Il silenzio dei casi non controversi. I media coprono i casi in cui il rifiuto del sangue genera un conflitto — quando è coinvolto un minore, quando la famiglia è divisa, quando un tribunale deve intervenire. Ma quando un adulto consapevole ha firmato una liberatoria, la morte che ne consegue non genera conflitto: il medico ha rispettato la volontà del paziente e dal punto di vista legale ha agito correttamente. Non ha né l'obbligo né l'interesse a rendere pubblica la morte. La famiglia vive il decesso come un atto di fede. Il caso non diventa notizia — scompare nel silenzio burocratico degli archivi ospedalieri.
La normalizzazione della morte. I Testimoni di Geova sono dottrinalmente preparati all'eventualità di morire rifiutando il sangue. Quando accade, la morte non genera scandalo né discussione critica all'interno della congregazione: viene accettata come esito previsto e persino nobile — «era malato, abbiamo rispettato la legge di Dio, è morto». La responsabilità viene scaricata su Dio, l'alternativa viene resa impensabile, e la sofferenza viene reinterpretata come testimonianza di fede. Il ragionamento interno è esplicito: «con il sangue avrebbe forse vissuto un po' di più, ma avrebbe perso l'integrità e di conseguenza la vita eterna». Non si tratta di giudicare la sincerità della fede di chi ha fatto questa scelta. Si tratta di riconoscere che un sistema dottrinale che presenta la morte evitabile come scelta razionalmente superiore alla vita produce un effetto preciso: rende invisibile il problema agli occhi di chi è dentro quel sistema. Il risultato è che questi decessi non producono il tipo di reazione — sgomento, domande, ricerca di responsabilità — che normalmente renderebbe un fenomeno visibile e discusso. Vengono assorbiti silenziosamente nella narrazione organizzativa senza lasciare traccia nella memoria collettiva della congregazione come morti evitabili.
Chi volesse rendersi conto della presenza di questi casi nella letteratura medica può cercare «Jehovah's Witnesses blood» su Google Scholar: i risultati superano le 20.000 voci. Molti di questi studi documentano pazienti Testimoni di Geova che hanno rifiutato trasfusioni — alcuni sopravvissuti, molti no. Sono anonimi, dispersi in decenni di pubblicazioni scientifiche in diverse lingue e diversi paesi, ma esistono.

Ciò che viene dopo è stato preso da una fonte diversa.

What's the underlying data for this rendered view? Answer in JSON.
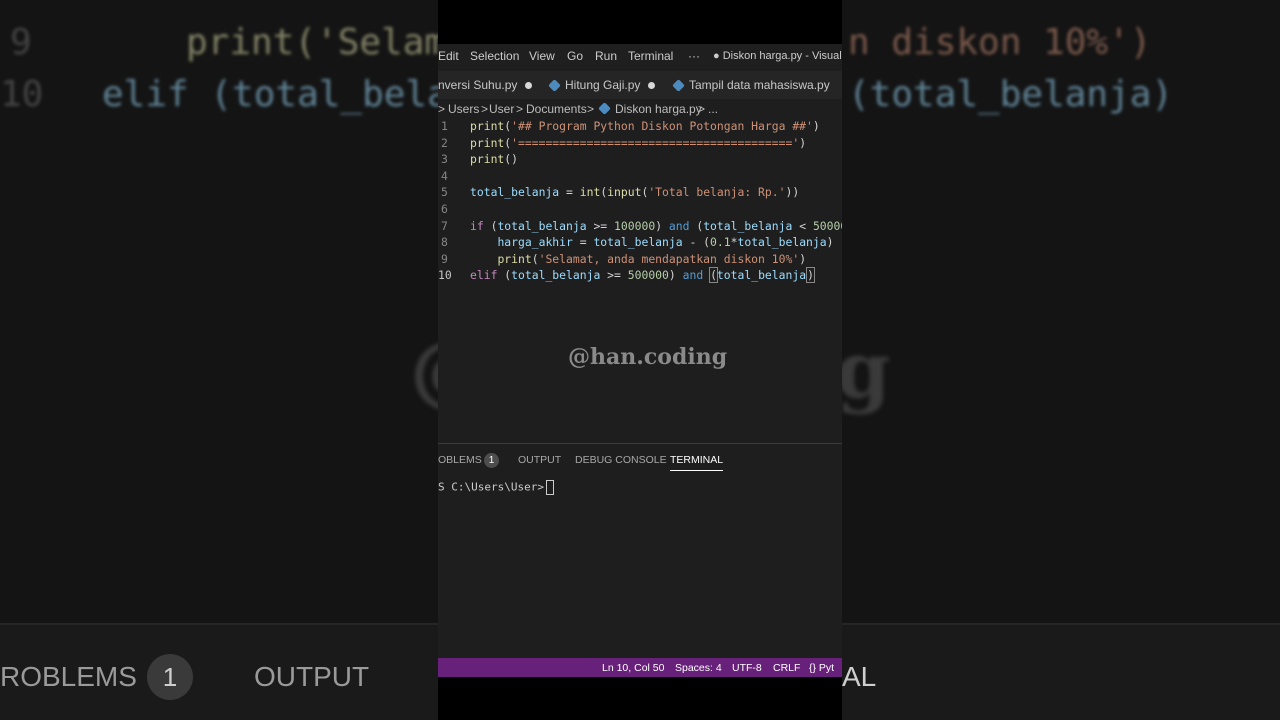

«Non ne ho mai sentito parlare» è una risposta onesta e comprensibile. Non è però una confutazione statistica. La stima di 50.000 non è un numero inventato: è una derivazione matematica trasparente da due studi clinici indipendenti, su popolazioni diverse, che convergono sullo stesso fattore di mortalità. Chiunque può ripercorrere il calcolo — ed è invitato a farlo.
La normalizzazione giuridica del rifiuto. Questo fattore si applica principalmente agli ultimi decenni — approssimativamente dagli anni '90 in poi, quando la giurisprudenza nei principali paesi occidentali ha consolidato il principio dell'autodeterminazione del paziente adulto. In precedenza i casi di conflitto tra medici e pazienti TdG erano più frequenti e più visibili: quando i medici ricorrevano ai tribunali, i casi finivano sui giornali. Ma anche allora la maggior parte dei decessi avveniva senza conflitto giuridico — con il paziente che moriva e la famiglia che accettava in silenzio. La visibilità era maggiore, ma comunque parziale: con circa un milione di TdG nel mondo negli anni '60, applicando il fattore di mortalità di Shilmer i decessi annui stimati erano circa 150 a livello mondiale — una cifra molto inferiore alle stime per gli anni recenti, quando la popolazione ha superato gli 8 milioni e i decessi annui stimati superano il migliaio.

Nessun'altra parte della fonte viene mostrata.